You are in a really sucky situation. Your mom is projecting her insecurity on to you. She can say she loves you and believe she’s telling the truth. The problem is, her love is flawed, due to her mental health issues.
Hate that she has those problems, but don’t hate her. It’s not good for you.
You’re a good person, on your way to becoming a better one. Hate will slow that process down.
She ruined some of it, but much of it is yet to be lived, and it’s very likely that most of it can be free of her influence. It might be hard, but be patient until you can become independent.
They’re not entirely your boundaries, as long as you’re living with her. Maybe you should store your wall hangings carefully, so you can put them up when you get your own space.
Yeah you’re right, I guess its still her house too. Im just tired of feeling restricted. She always wants me to be independent and do my own thing but she still holds me back and tries to make decisions for me still.
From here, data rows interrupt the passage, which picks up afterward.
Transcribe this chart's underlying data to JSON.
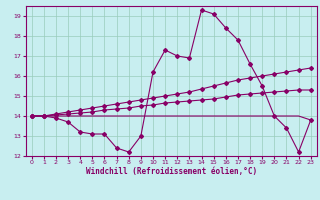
{
  "xlabel": "Windchill (Refroidissement éolien,°C)",
  "xlim": [
    -0.5,
    23.5
  ],
  "ylim": [
    12,
    19.5
  ],
  "yticks": [
    12,
    13,
    14,
    15,
    16,
    17,
    18,
    19
  ],
  "xticks": [
    0,
    1,
    2,
    3,
    4,
    5,
    6,
    7,
    8,
    9,
    10,
    11,
    12,
    13,
    14,
    15,
    16,
    17,
    18,
    19,
    20,
    21,
    22,
    23
  ],
  "bg_color": "#c8eef0",
  "line_color": "#880066",
  "grid_color": "#99ccbb",
  "series_main": [
    14.0,
    14.0,
    13.9,
    13.7,
    13.2,
    13.1,
    13.1,
    12.4,
    12.2,
    13.0,
    16.2,
    17.3,
    17.0,
    16.9,
    19.3,
    19.1,
    18.4,
    17.8,
    16.6,
    15.5,
    14.0,
    13.4,
    12.2,
    13.8
  ],
  "series_trend1": [
    14.0,
    14.0,
    14.05,
    14.1,
    14.15,
    14.2,
    14.3,
    14.35,
    14.4,
    14.5,
    14.55,
    14.65,
    14.7,
    14.75,
    14.8,
    14.85,
    14.95,
    15.05,
    15.1,
    15.15,
    15.2,
    15.25,
    15.3,
    15.3
  ],
  "series_trend2": [
    14.0,
    14.0,
    14.1,
    14.2,
    14.3,
    14.4,
    14.5,
    14.6,
    14.7,
    14.8,
    14.9,
    15.0,
    15.1,
    15.2,
    15.35,
    15.5,
    15.65,
    15.8,
    15.9,
    16.0,
    16.1,
    16.2,
    16.3,
    16.4
  ],
  "series_flat": [
    14.0,
    14.0,
    14.0,
    14.0,
    14.0,
    14.0,
    14.0,
    14.0,
    14.0,
    14.0,
    14.0,
    14.0,
    14.0,
    14.0,
    14.0,
    14.0,
    14.0,
    14.0,
    14.0,
    14.0,
    14.0,
    14.0,
    14.0,
    13.8
  ]
}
As if everything I do is wrong
I’m not perfect, I just need to learn
And she’s not giving me a chance to learn and grow
Sorry your mom is being terrible. I can imagine it was very upsetting to be woken up by the drama of that confrontation. It’s not your fault that your mom is acting that way but I would advise just try to navigate it as well as you can and don’t take her mean words to heart. Like Wings advised it may be best to just take down your decoration and store it in a safe place for later. That way nothing is damaged and you are controlling how it is taken down.
I know you will be in a better situation with time. Until then just keep in mind your mom is likely dealing with a lot of feelings of insecurity and jealousy and her bad habit is to try to bring you down rather than build you up. If you think about it that way then each mean thing is actually her stating the opposite. She is jealous of your hair, your success, and is threatened by you overshadowing her.
What are your goals for getting out of this situation? I think an exit strategy is a good idea, until then please stay safe and be patient with yourself dealing with mom’s drama.
Her behavior is a call for you to grow, and I believe you are growing. You’re certainly in a patience and tolerance boot camp. She’s not the only person who will attempt to criticize and control. It’s a common occurrence in the workplace. The trick is to compassionately yet firmly deny them the power to hurt you emotionally. If you succeed in that, you will have grown a great deal. With that emotional barrier set aside, other forms of growth will come more easily.
I don’t know your mom, so this is just a guess, but this statement makes it sound to me like she’s struggling with the idea of letting you go. She wants you to be a well-adjusted adult, because independent kids are like the final graded assignment for parents, but maybe she’s afraid of missing or even losing her “baby.” You will always be her child, and children becoming a full-fledged adults is a hard adjustment for any parent. It brings them a lot of joy and pride, but also a sense of loss. That doesn’t mean your mom’s behavior is easy to tolerate, and it doesn’t mean what she’s doing is okay. It means that maybe she’s not a horrible person, she’s just acting out because she’s torn up.